Data Minimization: A Core Privacy Principle in the EUDI Wallet

Data minimization is one of the seven fundamental principles of the GDPR, codified in Article 5(1)(c). It requires that personal data be "adequate, relevant and limited to what is necessary in relation to the purposes for which they are processed." In the EUDI Wallet ecosystem, data minimization is not just a legal requirement but a core architectural principle. Through selective disclosure technology, users can share precisely the information needed for a transaction -- nothing more, nothing less -- while verifiers still receive cryptographic proof that the shared data is authentic.

The EUDI Wallet achieves data minimization through selective disclosure, where individual attributes within a credential can be independently revealed or hidden. The two supported credential formats each implement this differently:

SD-JWT (Selective Disclosure JWT): Each attribute in the credential is individually salted and hashed. The credential contains only the hashes; the actual values are provided as separate "disclosures." When presenting the credential, the wallet includes only the disclosures for attributes the user chooses to reveal. The verifier can confirm each disclosed value matches its hash in the signed credential, but cannot determine the values of undisclosed attributes.

ISO mdoc: The mdoc format organizes data into namespaces and data elements. During presentation, the wallet selects which data elements to include in the response. The issuer signature covers all elements, but the presentation proof only reveals the selected ones. A reader device at a bar can receive only the "age_over_18" element without learning the person's name, exact birth date, or address.

Both formats ensure that partial disclosures remain cryptographically verifiable. The verifier knows the shared attributes are genuinely part of the issuer-signed credential, not fabricated by the user.
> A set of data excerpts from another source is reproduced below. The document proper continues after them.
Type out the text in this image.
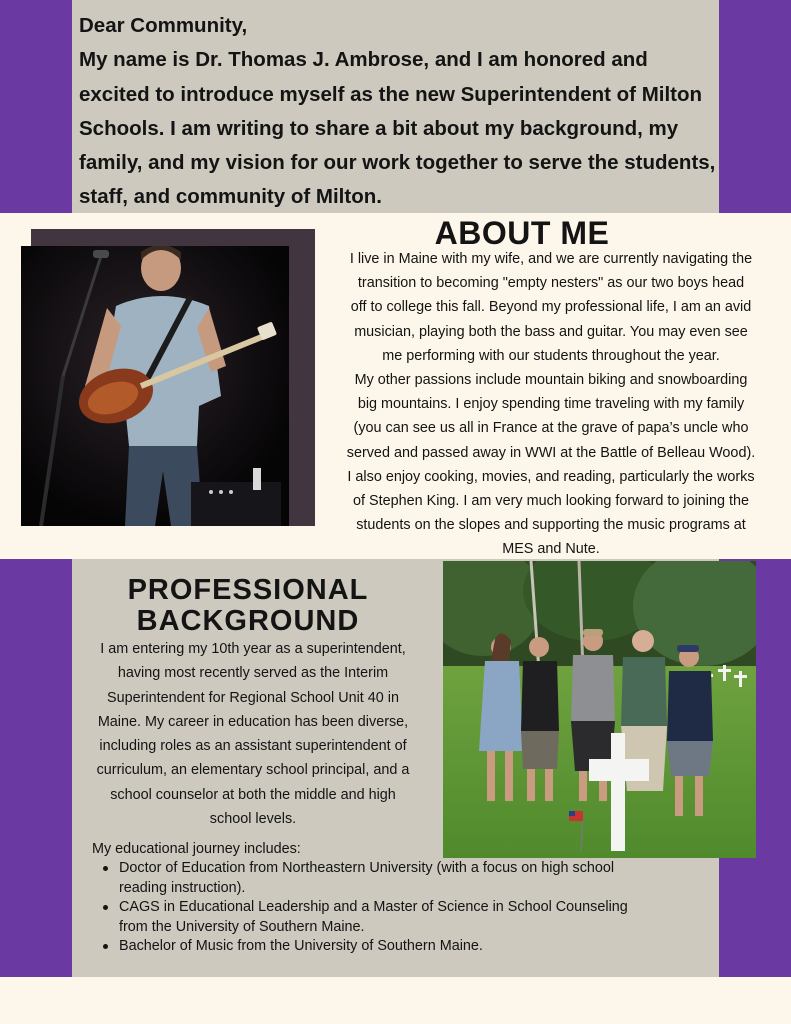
Dear Community,
My name is Dr. Thomas J. Ambrose, and I am honored and
excited to introduce myself as the new Superintendent of Milton
Schools. I am writing to share a bit about my background, my
family, and my vision for our work together to serve the students,
staff, and community of Milton.
ABOUT ME
I live in Maine with my wife, and we are currently navigating the
transition to becoming "empty nesters" as our two boys head
off to college this fall. Beyond my professional life, I am an avid
musician, playing both the bass and guitar. You may even see
me performing with our students throughout the year.
My other passions include mountain biking and snowboarding
big mountains. I enjoy spending time traveling with my family
(you can see us all in France at the grave of papa’s uncle who
served and passed away in WWI at the Battle of Belleau Wood).
I also enjoy cooking, movies, and reading, particularly the works
of Stephen King. I am very much looking forward to joining the
students on the slopes and supporting the music programs at
MES and Nute.
PROFESSIONAL
BACKGROUND
I am entering my 10th year as a superintendent,
having most recently served as the Interim
Superintendent for Regional School Unit 40 in
Maine. My career in education has been diverse,
including roles as an assistant superintendent of
curriculum, an elementary school principal, and a
school counselor at both the middle and high
school levels.
My educational journey includes:
Doctor of Education from Northeastern University (with a focus on high school
reading instruction).
CAGS in Educational Leadership and a Master of Science in School Counseling
from the University of Southern Maine.
Bachelor of Music from the University of Southern Maine.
This is the critical innovation that makes data minimization practical in identity systems.

• •Age verification at a bar: Instead of showing a full ID card (name, address, photo, ID number), the wallet shares only "age_over_18: true" -- a single boolean value derived from the date of birth without revealing it.
• •Car rental: The rental company needs to verify the driver has a valid license category B. The wallet shares the license validity and category without revealing the driver's address, medical restrictions on other categories, or penalty points.
• •Online account creation: A website needs to verify the user is a real person in the EU. The wallet shares nationality and a pseudonymous identifier without revealing name, date of birth, or address.
• •University enrollment: A university needs to verify a student's previous diploma. The wallet shares the diploma credential (institution, degree, date) without revealing the student's home address or national ID number.

The eIDAS 2.0 regulation reinforces data minimization beyond the GDPR baseline. Article 5a specifically requires that relying parties request only the attributes strictly necessary for the service they provide. The regulation creates enforceable obligations: verifiers must register their data needs, wallets must transparently display all requested attributes, and supervisory authorities can investigate complaints about excessive data collection.

Data Protection Authorities (DPAs) across the EU are expected to actively monitor EUDI Wallet data flows. The wallet's built-in consent logging creates an audit trail that makes violations detectable. If a nightclub consistently requests full name and address for a simple age check, the pattern becomes visible in aggregated complaint data, enabling regulatory action. This accountability loop makes data minimization practically enforceable rather than merely aspirational.